Laparoscopic cholecystectomy in acute cholecystitis: An analysis of the risk factors
S Botaitis, M Pitiakoudis, S Perente, G Tripsianis, A Polychronidis, C Simopoulos
South African Journal of Surgery , 2012,
Abstract: Background and aim: Laparoscopic cholecystectomy (LC) is increasingly being used as the initial surgical approach in patients with acute cholecystitis (AC). We describe our experience with LC in the treatment of AC. Materials and methods: In this study 2 412 patients underwent LC, in 315 cases for AC. The diagnosis was based on clinical, laboratory and intra- operative findings.
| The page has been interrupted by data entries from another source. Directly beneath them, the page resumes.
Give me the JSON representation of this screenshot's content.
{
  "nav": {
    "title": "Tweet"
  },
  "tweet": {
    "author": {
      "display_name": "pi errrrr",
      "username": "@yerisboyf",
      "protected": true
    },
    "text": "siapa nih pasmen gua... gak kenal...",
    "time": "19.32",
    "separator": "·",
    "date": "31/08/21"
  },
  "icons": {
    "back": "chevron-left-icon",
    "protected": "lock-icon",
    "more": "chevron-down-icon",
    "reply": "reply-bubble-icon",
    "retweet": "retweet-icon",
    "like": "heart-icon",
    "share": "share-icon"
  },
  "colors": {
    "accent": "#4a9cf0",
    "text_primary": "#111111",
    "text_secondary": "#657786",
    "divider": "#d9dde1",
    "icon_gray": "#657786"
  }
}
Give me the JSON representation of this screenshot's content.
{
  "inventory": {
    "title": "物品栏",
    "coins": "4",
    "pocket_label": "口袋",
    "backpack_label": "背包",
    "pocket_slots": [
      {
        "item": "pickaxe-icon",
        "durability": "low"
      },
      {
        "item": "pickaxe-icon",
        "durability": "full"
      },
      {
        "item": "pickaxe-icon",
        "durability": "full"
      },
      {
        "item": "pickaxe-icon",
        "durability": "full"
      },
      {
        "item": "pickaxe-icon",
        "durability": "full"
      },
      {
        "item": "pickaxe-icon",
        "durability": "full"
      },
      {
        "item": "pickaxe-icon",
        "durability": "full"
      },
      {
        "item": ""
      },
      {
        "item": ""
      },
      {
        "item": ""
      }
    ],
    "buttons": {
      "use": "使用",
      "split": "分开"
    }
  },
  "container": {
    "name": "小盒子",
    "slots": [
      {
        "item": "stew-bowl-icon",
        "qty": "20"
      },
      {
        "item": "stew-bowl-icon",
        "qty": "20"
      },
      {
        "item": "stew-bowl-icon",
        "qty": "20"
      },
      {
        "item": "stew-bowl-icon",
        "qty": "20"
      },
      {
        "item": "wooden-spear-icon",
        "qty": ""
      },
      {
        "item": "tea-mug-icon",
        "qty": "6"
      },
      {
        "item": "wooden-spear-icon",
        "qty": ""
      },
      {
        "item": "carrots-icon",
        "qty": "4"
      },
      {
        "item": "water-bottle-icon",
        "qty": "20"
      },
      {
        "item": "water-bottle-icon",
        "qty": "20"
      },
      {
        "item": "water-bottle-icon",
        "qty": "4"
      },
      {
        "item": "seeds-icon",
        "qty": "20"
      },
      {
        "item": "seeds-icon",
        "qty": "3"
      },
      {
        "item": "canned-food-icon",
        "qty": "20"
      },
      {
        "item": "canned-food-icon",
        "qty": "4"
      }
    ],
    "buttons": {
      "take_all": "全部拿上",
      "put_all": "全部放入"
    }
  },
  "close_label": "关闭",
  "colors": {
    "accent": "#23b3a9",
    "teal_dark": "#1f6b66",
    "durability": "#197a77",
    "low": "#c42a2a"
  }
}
Rates of conversion, complications, length of hospital stay, operating times, and factors associated with conversion or morbidity were analysed. Results: Conversion to open cholecystectomy was necessary in 60 patients (19.04%) with AC. Factors associated with conversion were age >65 years, male gender, presence of empyema, previous abdominal surgery, and fever (temperature >37.5oC). There were no deaths, and the complication rate was 6.4%. The only risk factor for morbidity was a bilirubin level of >20.52 μmol/l. The operating time and hospital stay were significantly longer in AC than in elective cases. Conclusions: LC for AC is technically demanding but safe and effective. With patience, experience, careful dissection and identification of vital structures, the laparoscopic approach is safe in the majority of cases.